Non significa controllare ogni parola.
Significa costruire una direzione abbastanza chiara da permettere a persone e strumenti differenti di rappresentare la stessa impresa.
Cos'è la Corporate Communication
È l'insieme coordinato delle attività e dei comportamenti attraverso cui un'organizzazione costruisce e mantiene relazioni con i propri stakeholder.
Può coinvolgere:
- clienti;
- prospect;
- dipendenti;
- management;
- rete vendita;
- fornitori;
- partner;
- distributori;
- investitori e banche;
- istituzioni;
- media;
- comunità locali;
- associazioni;
- altri pubblici rilevanti.
Il punto non è parlare a tutti nello stesso modo.
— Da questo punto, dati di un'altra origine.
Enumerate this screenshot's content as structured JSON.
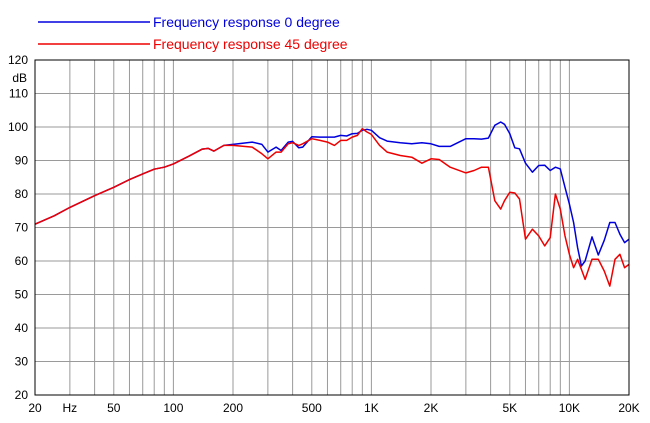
{
  "chart_data": {
    "type": "line",
    "title": "",
    "xlabel": "",
    "ylabel": "dB",
    "x_scale": "log",
    "xlim": [
      20,
      20000
    ],
    "ylim": [
      20,
      120
    ],
    "grid": true,
    "legend_position": "top-left",
    "x_ticks": [
      {
        "value": 20,
        "label": "20"
      },
      {
        "value": 30,
        "label": "Hz"
      },
      {
        "value": 50,
        "label": "50"
      },
      {
        "value": 100,
        "label": "100"
      },
      {
        "value": 200,
        "label": "200"
      },
      {
        "value": 500,
        "label": "500"
      },
      {
        "value": 1000,
        "label": "1K"
      },
      {
        "value": 2000,
        "label": "2K"
      },
      {
        "value": 5000,
        "label": "5K"
      },
      {
        "value": 10000,
        "label": "10K"
      },
      {
        "value": 20000,
        "label": "20K"
      }
    ],
    "y_ticks": [
      20,
      30,
      40,
      50,
      60,
      70,
      80,
      90,
      100,
      110,
      120
    ],
    "series": [
      {
        "name": "Frequency response 0 degree",
        "color": "#0000dd",
        "x": [
          20,
          25,
          30,
          40,
          50,
          60,
          70,
          80,
          90,
          100,
          120,
          140,
          150,
          160,
          180,
          200,
          250,
          280,
          300,
          330,
          350,
          380,
          400,
          430,
          450,
          500,
          550,
          600,
          650,
          700,
          750,
          800,
          850,
          900,
          950,
          1000,
          1100,
          1200,
          1400,
          1600,
          1800,
          2000,
          2200,
          2500,
          3000,
          3300,
          3600,
          3900,
          4200,
          4500,
          4700,
          5000,
          5300,
          5600,
          6000,
          6500,
          7000,
          7500,
          8000,
          8500,
          9000,
          9500,
          10000,
          10500,
          11000,
          11500,
          12000,
          13000,
          14000,
          15000,
          16000,
          17000,
          18000,
          19000,
          20000
        ],
        "y": [
          71,
          73.5,
          76,
          79.5,
          82,
          84.3,
          86,
          87.4,
          88,
          89,
          91.3,
          93.4,
          93.6,
          92.8,
          94.5,
          94.8,
          95.5,
          94.8,
          92.5,
          94,
          93,
          95.5,
          95.7,
          93.8,
          94,
          97.1,
          97,
          97,
          97,
          97.5,
          97.3,
          98,
          98.1,
          99,
          99.3,
          99,
          96.8,
          95.8,
          95.3,
          95,
          95.3,
          95,
          94.2,
          94.2,
          96.5,
          96.5,
          96.4,
          96.7,
          100.5,
          101.5,
          100.8,
          98,
          93.8,
          93.5,
          89.2,
          86.5,
          88.5,
          88.6,
          87,
          88,
          87.5,
          82,
          77,
          71.5,
          64,
          58.5,
          60,
          67.2,
          61.8,
          66.2,
          71.5,
          71.5,
          68,
          65.5,
          66.5
        ]
      },
      {
        "name": "Frequency response 45 degree",
        "color": "#ee0000",
        "x": [
          20,
          25,
          30,
          40,
          50,
          60,
          70,
          80,
          90,
          100,
          120,
          140,
          150,
          160,
          180,
          200,
          250,
          280,
          300,
          330,
          350,
          380,
          400,
          430,
          450,
          500,
          550,
          600,
          650,
          700,
          750,
          800,
          850,
          900,
          950,
          1000,
          1100,
          1200,
          1400,
          1600,
          1800,
          2000,
          2200,
          2500,
          3000,
          3300,
          3600,
          3900,
          4200,
          4500,
          4700,
          5000,
          5300,
          5600,
          6000,
          6500,
          7000,
          7500,
          8000,
          8500,
          9000,
          9500,
          10000,
          10500,
          11000,
          11500,
          12000,
          13000,
          14000,
          15000,
          16000,
          17000,
          18000,
          19000,
          20000
        ],
        "y": [
          71,
          73.5,
          76,
          79.5,
          82,
          84.3,
          86,
          87.4,
          88,
          89,
          91.3,
          93.4,
          93.6,
          92.8,
          94.5,
          94.5,
          94,
          92,
          90.5,
          92.5,
          92.5,
          95,
          95.3,
          94.5,
          95,
          96.5,
          96,
          95.5,
          94.5,
          96,
          96,
          97,
          97.5,
          99.5,
          98.5,
          97.8,
          94.5,
          92.5,
          91.5,
          91,
          89.2,
          90.5,
          90.3,
          88,
          86.3,
          87,
          88,
          88,
          78,
          75.5,
          78,
          80.5,
          80.3,
          78.5,
          66.5,
          69.5,
          67.5,
          64.5,
          67,
          80,
          75.5,
          67.5,
          62,
          58,
          60.5,
          57.5,
          54.5,
          60.5,
          60.5,
          57,
          52.5,
          60.5,
          62,
          58,
          59
        ]
      }
    ]
  }
}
È fare in modo che messaggi diversi restino coerenti con identità, posizionamento e priorità dell'impresa.
Corporate Communication e Brand Communication
Sono territori collegati, ma non identici.
Brand Communication
Lavora principalmente sulla percezione, il posizionamento e la relazione con il brand.
Corporate Communication
Ha come soggetto l'impresa nel suo complesso.
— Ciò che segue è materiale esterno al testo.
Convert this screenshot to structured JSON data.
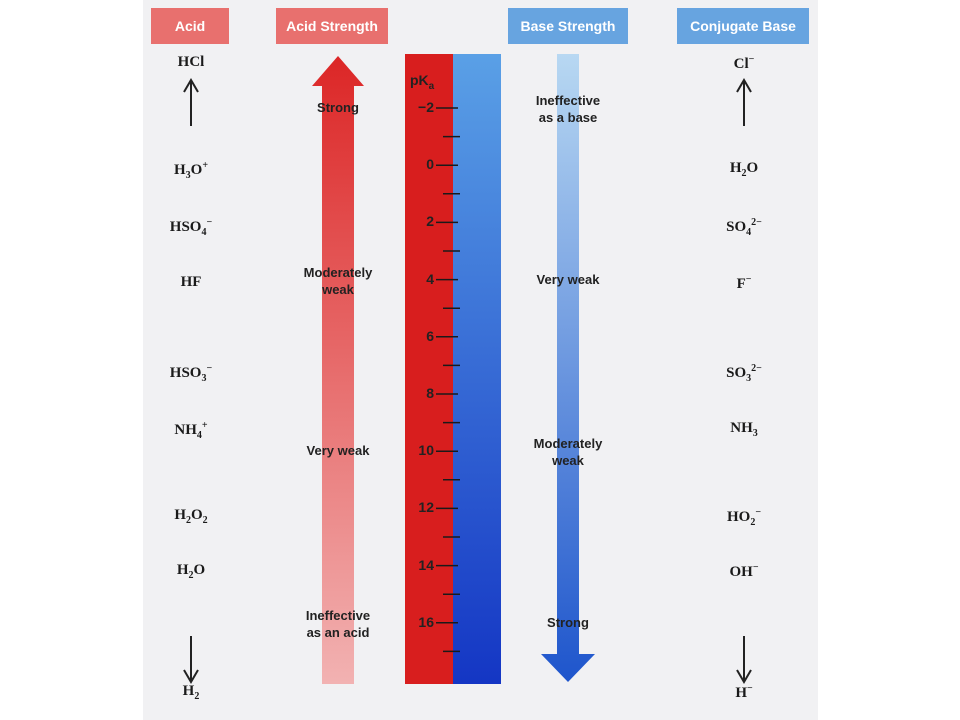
{
  "headers": {
    "acid": "Acid",
    "acid_strength": "Acid Strength",
    "base_strength": "Base Strength",
    "conjugate_base": "Conjugate Base"
  },
  "scale": {
    "label": "pK",
    "label_sub": "a",
    "ticks": [
      "−2",
      "0",
      "2",
      "4",
      "6",
      "8",
      "10",
      "12",
      "14",
      "16"
    ],
    "colors": {
      "acid": "#d81e1e",
      "base": "#1a4fd0"
    }
  },
  "acid_strength_labels": [
    {
      "pka": -2,
      "line1": "Strong",
      "line2": ""
    },
    {
      "pka": 4,
      "line1": "Moderately",
      "line2": "weak"
    },
    {
      "pka": 10,
      "line1": "Very weak",
      "line2": ""
    },
    {
      "pka": 16,
      "line1": "Ineffective",
      "line2": "as an acid"
    }
  ],
  "base_strength_labels": [
    {
      "pka": -2,
      "line1": "Ineffective",
      "line2": "as a base"
    },
    {
      "pka": 4,
      "line1": "Very weak",
      "line2": ""
    },
    {
      "pka": 10,
      "line1": "Moderately",
      "line2": "weak"
    },
    {
      "pka": 16,
      "line1": "Strong",
      "line2": ""
    }
  ],
  "acids": [
    {
      "base": "HCl",
      "sub": "",
      "sup": ""
    },
    {
      "base": "H",
      "sub": "3",
      "rest": "O",
      "sup": "+"
    },
    {
      "base": "HSO",
      "sub": "4",
      "sup": "−"
    },
    {
      "base": "HF",
      "sub": "",
      "sup": ""
    },
    {
      "base": "HSO",
      "sub": "3",
      "sup": "−"
    },
    {
      "base": "NH",
      "sub": "4",
      "sup": "+"
    },
    {
      "base": "H",
      "sub": "2",
      "rest": "O",
      "sub2": "2",
      "sup": ""
    },
    {
      "base": "H",
      "sub": "2",
      "rest": "O",
      "sup": ""
    },
    {
      "base": "H",
      "sub": "2",
      "sup": ""
    }
  ],
  "conjugate_bases": [
    {
      "base": "Cl",
      "sub": "",
      "sup": "−"
    },
    {
      "base": "H",
      "sub": "2",
      "rest": "O",
      "sup": ""
    },
    {
      "base": "SO",
      "sub": "4",
      "sup": "2−"
    },
    {
      "base": "F",
      "sub": "",
      "sup": "−"
    },
    {
      "base": "SO",
      "sub": "3",
      "sup": "2−"
    },
    {
      "base": "NH",
      "sub": "3",
      "sup": ""
    },
    {
      "base": "HO",
      "sub": "2",
      "sup": "−"
    },
    {
      "base": "OH",
      "sub": "",
      "sup": "−"
    },
    {
      "base": "H",
      "sub": "",
      "sup": "−"
    }
  ]
}
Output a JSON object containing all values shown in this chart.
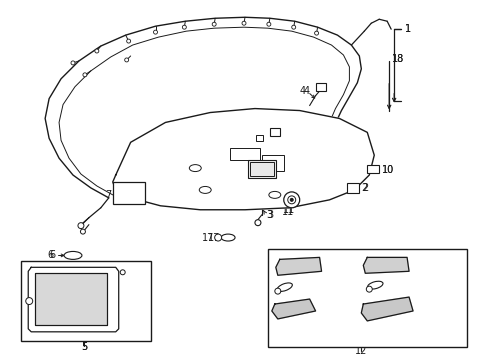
{
  "bg_color": "#ffffff",
  "line_color": "#1a1a1a",
  "fig_width": 4.89,
  "fig_height": 3.6,
  "dpi": 100
}
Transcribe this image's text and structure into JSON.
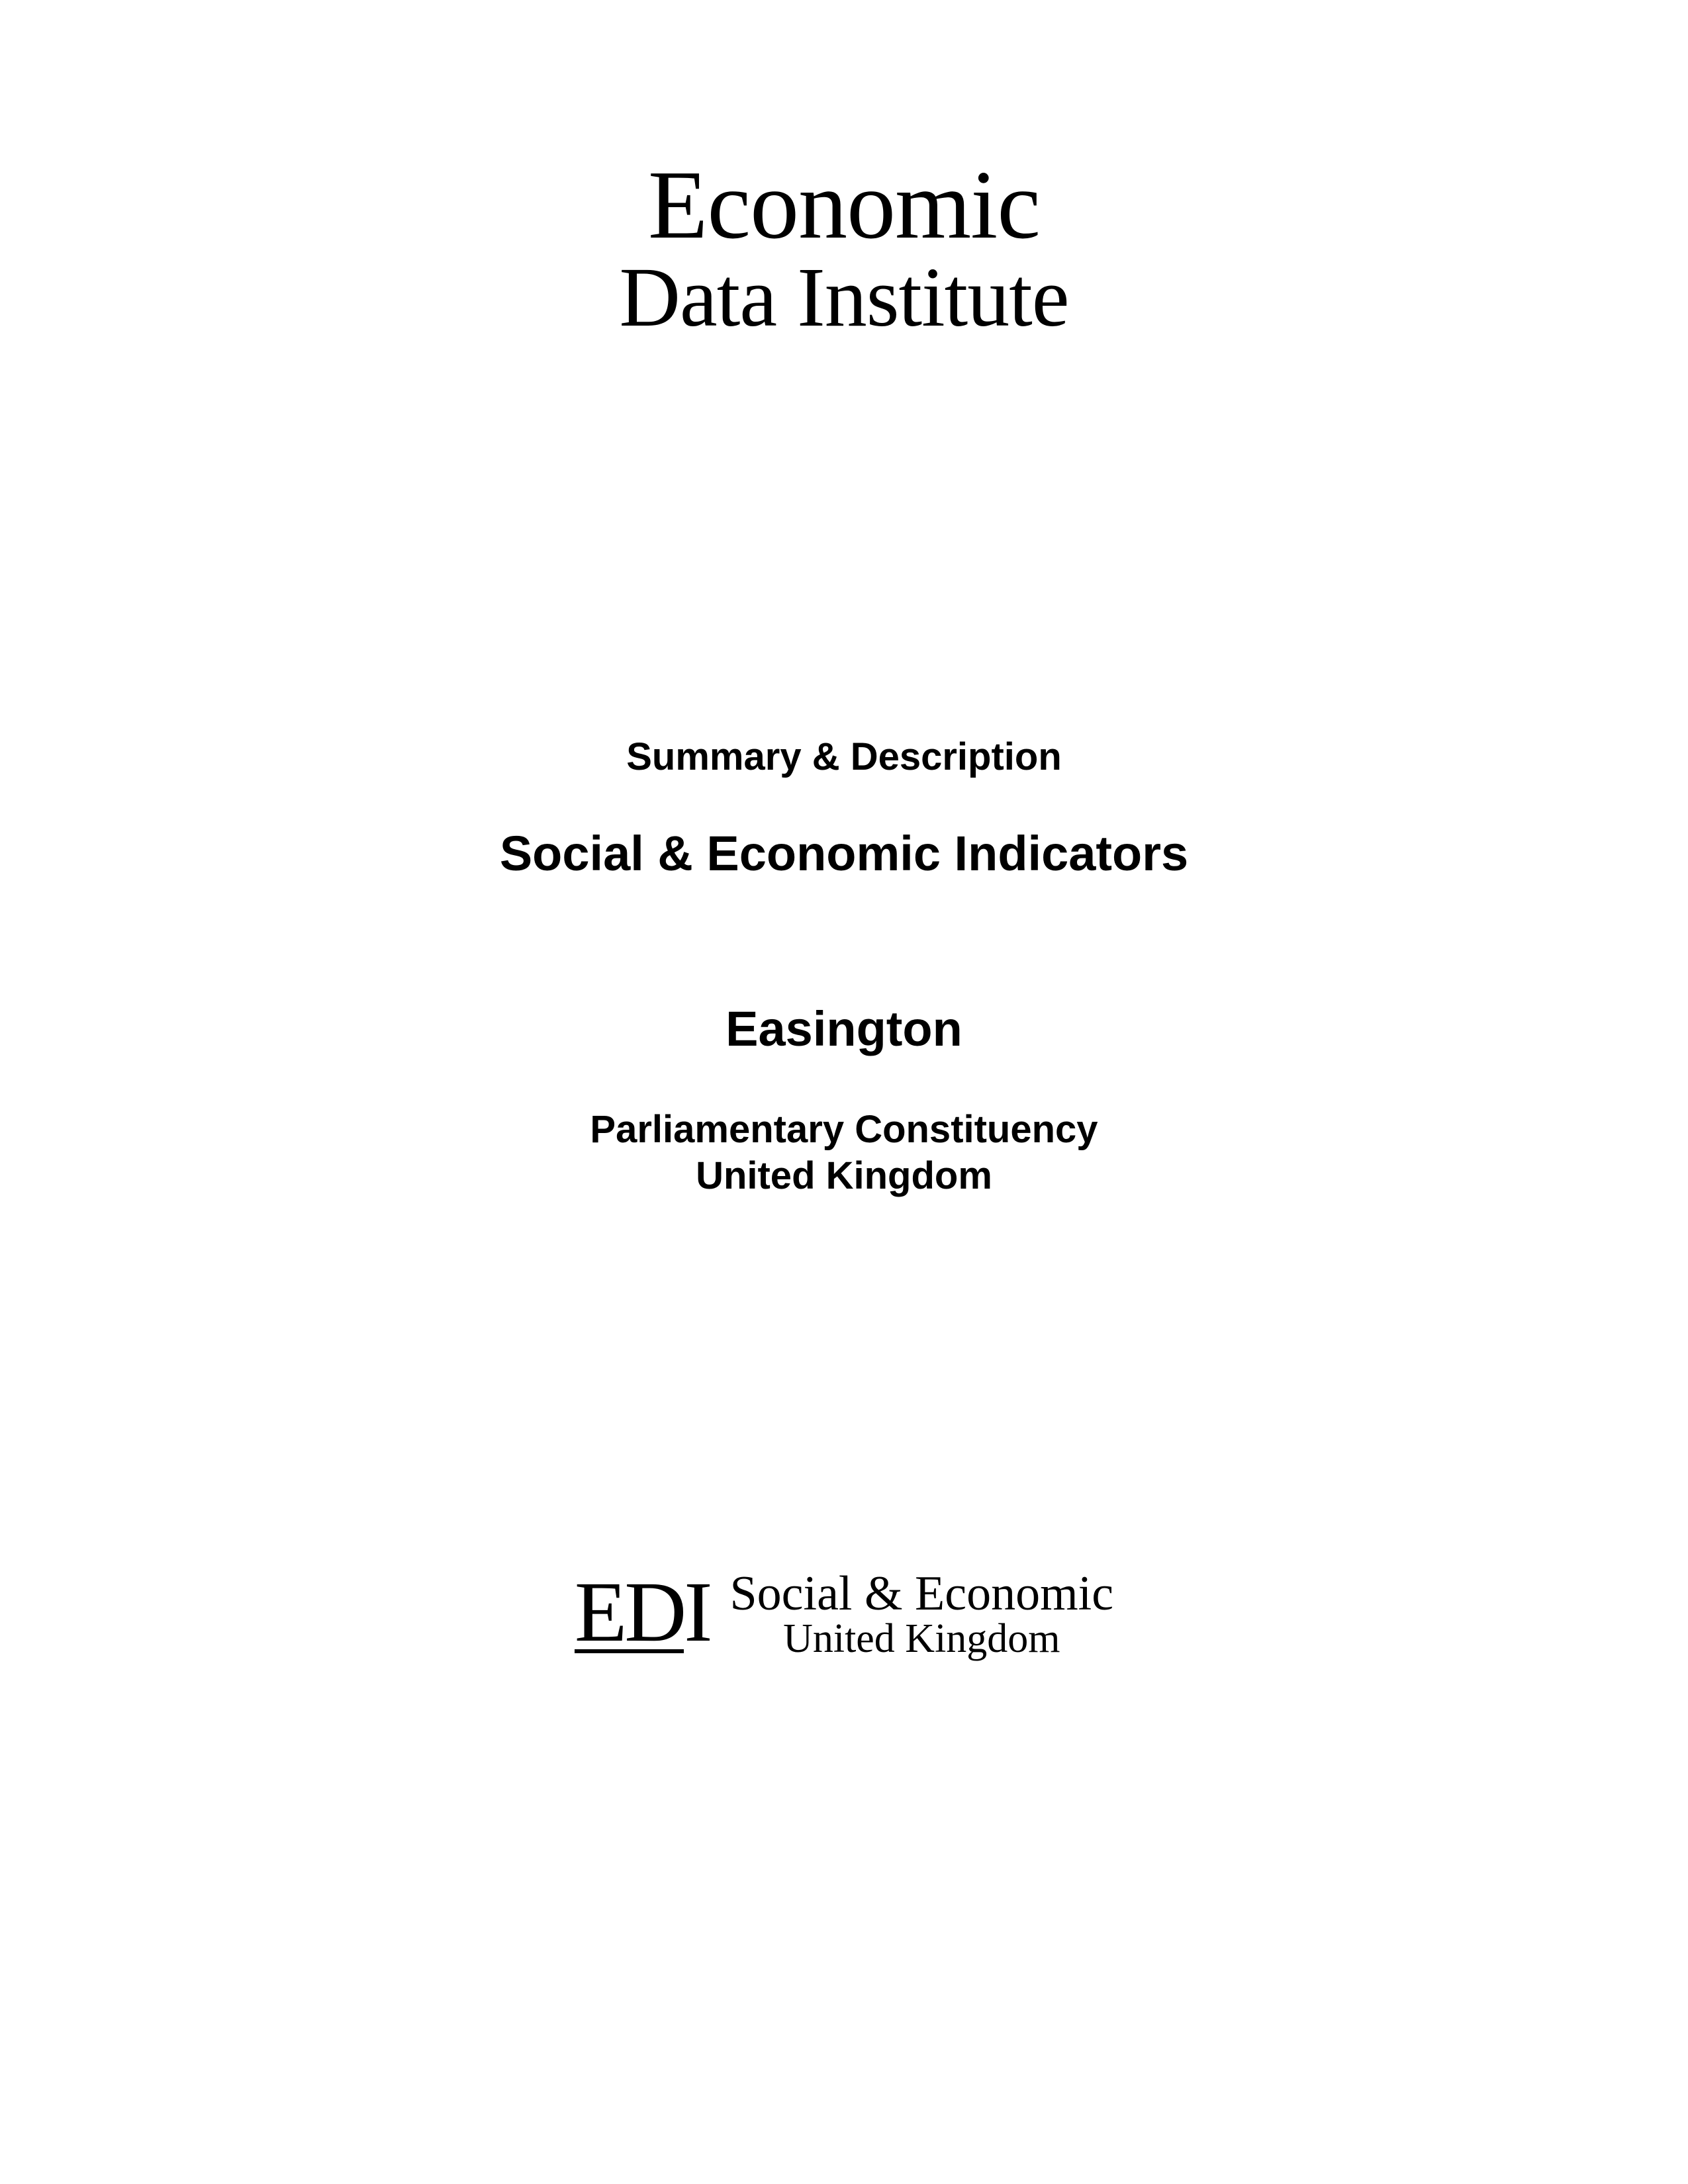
{
  "main_logo": {
    "line1": "Economic",
    "line2": "Data Institute"
  },
  "summary_description": "Summary & Description",
  "indicators_title": "Social & Economic Indicators",
  "location_name": "Easington",
  "constituency": {
    "line1": "Parliamentary Constituency",
    "line2": "United Kingdom"
  },
  "footer": {
    "mark_e": "E",
    "mark_d": "D",
    "mark_i": "I",
    "line1": "Social & Economic",
    "line2": "United Kingdom"
  },
  "colors": {
    "background": "#ffffff",
    "text": "#000000"
  },
  "typography": {
    "serif_family": "Georgia, Times New Roman, serif",
    "sans_family": "Arial, Helvetica, sans-serif",
    "main_logo_line1_size": 148,
    "main_logo_line2_size": 128,
    "summary_size": 58,
    "title_size": 74,
    "footer_mark_size": 130,
    "footer_line1_size": 74,
    "footer_line2_size": 62
  }
}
Può includere temi che vanno oltre prodotti e servizi:
- strategia;
- governance;
- cultura;
- reputazione;
- employer branding;
- sostenibilità;
- relazioni istituzionali;
- performance;
- cambiamenti organizzativi.
Per molte aziende B2B i due livelli si sovrappongono fortemente.
La distinzione utile è capire se stiamo comunicando un'offerta oppure il ruolo complessivo dell'organizzazione.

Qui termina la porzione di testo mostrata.